Dialectical Spiritualism: Thomas Henry Huxley

BY: SUN STAFF

Conversations wtih HDG A.C. Bhaktivedanta Swami Prabhupada, excerpted from  Dialectical Spiritualism: A Vedic View of Western Philosophy.

VIII. EVOLUTIONARY NATURALISM 
Thomas Henry Huxley (1825 - 1895)

Hayagriva dasa: Huxley felt that the main difference between man and the animals is the ability to speak. In his essay "Man and the Lower Animals," he writes: "Man alone possesses the marvelous endowment of intelligible rational speech, whereby… he has slowly accumulated and organized the experience which is almost lost with the cessation of every individual life and other animals".

Srila Prabhupada: That is another misconception. Everyone speaks his own language. Animals have theirs, and human beings theirs.

Hayagriva dasa: He specifically mentions "intelligible, rational speech."

Srila Prabhupada: Animals have rational speech.

Hayagriva dasa: They may be able to articulate certain basic facts to one another, but they have no culture or history. They have not been able to accumulate and organize the experience of their species.

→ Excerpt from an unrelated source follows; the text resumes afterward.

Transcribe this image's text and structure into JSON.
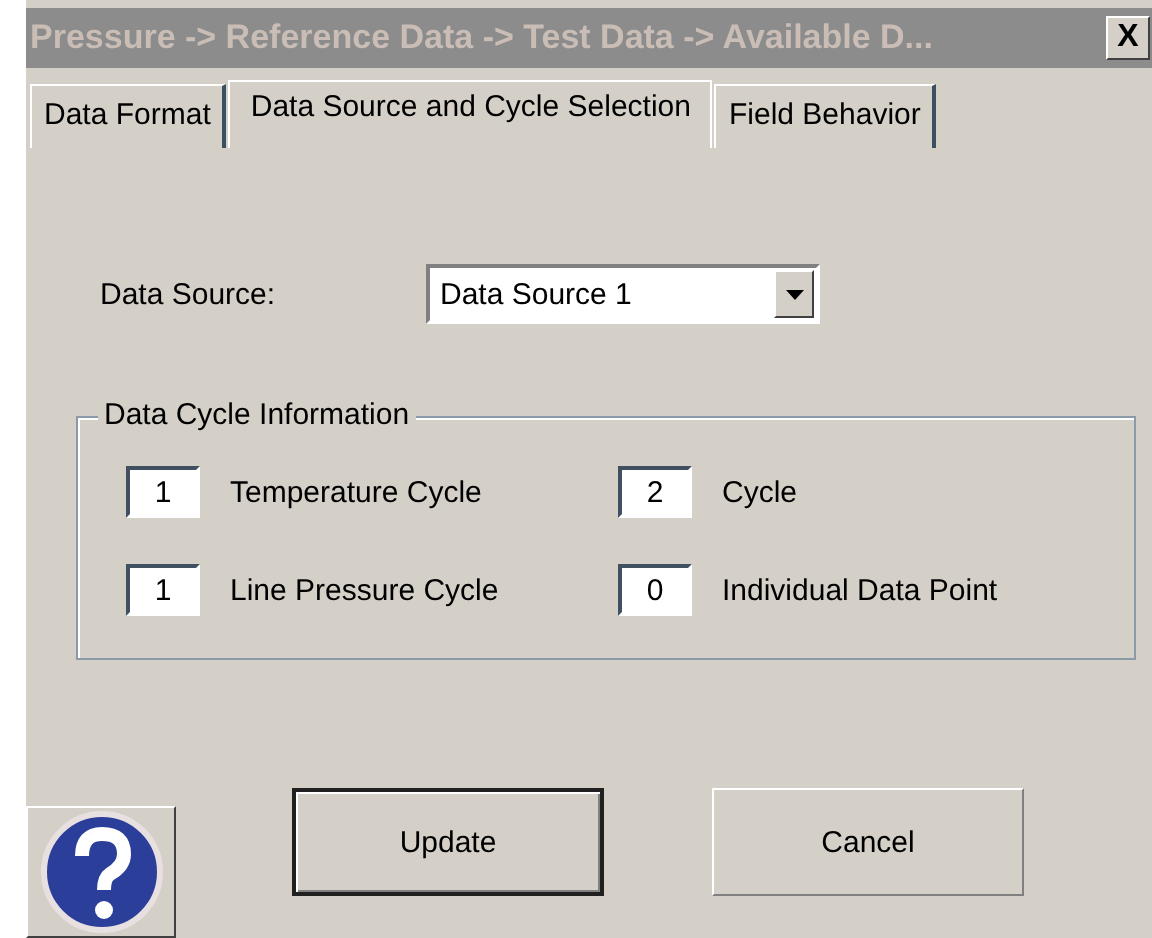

Srila Prabhupada: According to the Vedic tradition, the Sanskrit language is the mother of all languages and is spoken in the higher planetary systems, but this is not to say that one is an animal if he doesn't speak Sanskrit. Everyone has his own language — Englishmen, Indians, animals, birds, whatever. It is education that is really important, not language. A human being with developed consciousness can receive a spiritual education, whereas animals cannot. That is the main difference. It is not basically a question of language, because knowledge can be imparted in any language, just as we are imparting Vedic knowledge in English and other languages. It is not language that distinguishes man from the lower species, but knowledge. Animals cannot receive knowledge of God, but a human being, regardless of his language, can under stand God if knowledge is properly imparted to him.

Hayagriva dasa: Although Huxley defended Darwin's theory of evolution, he differed in his belief in the survival of those who are "ethically the best." In Evolution and Ethics, he writes: "Social progress means a checking of the cosmic process at every step and the substitution for it of another, which may be called the ethical process; the end of which is not the survival of those who may happen to be the fittest… but of those who are ethically the best."

Srila Prabhupada: The cosmic process cannot be checked. It continues functioning in different modes: goodness, passion, and ignorance. In the mode of goodness, there is advancement, but ultimately the individual has to transcend the mode of goodness to come to the platform of the all-good, the platform of pure goodness. In the material world, whatever process we accept for advancement is conditioned by goodness, passion, and ignorance. It is very difficult in the material world to keep a process pure; therefore the soul must come to the platform of goodness and then transcend it. The platform of pure goodness is called bhakti, and on that platform our transactions are only with God. It is only when we come to that platform that we can survive. Otherwise, no one survives, because everyone has to continue transmigrating from one body to another. Tatha dehantara-praptir (Bg. 2.13). However, when we come to the platform of pure goodness, we can understand God and transcend repeated birth and death.

janma karma ca me divyam 
evafn yo vetti tattvatah 
tyaktva deham punar janma 
naiti mam eti so'rjuna

"One who knows the transcendental nature of My appearance and activities does not, upon leaving the body, take his birth again in this material world, but attains My eternal abode, 0 Arjuna." (Bg. 4.9) Apart from this, there is no meaning to survival. Survival means that the soul remains pure in its original position and does not transmigrate. Survival is only in the spiritual world, where there is no change.

Syamasundara dasa: Huxley believed that it is within our own hands to guide our ethical evolution.

Srila Prabhupada: It is certainly within our hands. First of all, you hear that it is wrong to steal and that those who steal go to jail. Then it is up to you to steal or not.

Syamasundara dasa: Huxley believed that we have to qualify ourselves ethically to be worthy to survive. It is not just a question of the physically fittest.

Srila Prabhupada: Nobody is fit to survive. This idea of survival is simply nonsense. However, we can elevate our consciousness and that of all human society by this Krsna consciousness process. This is a question of education. When we become Krsna conscious, we become worthy to survive. We no longer have to undergo the process of transmigration.

Syamasundara dasa: Huxley maintains that the most morally worthy ought to survive.

Srila Prabhupada: The most morally worthy is he who is Krsna conscious. There is no question of ought; rather, he will survive. But as far as morality is concerned, what is Huxley's morality? We say that cow killing is immoral, but others say that it is moral because by eating beef, the body is developed. Which morality is more worthy for us to select? There are many questions like this, and one person says that this is moral, whereas another says it is immoral. Of course, the meat eaters claim that morality depends on what the majority wants — that is, the majority of meat eaters. Such people will naturally agree that cow killing is very nice, but does this make cow killing moral?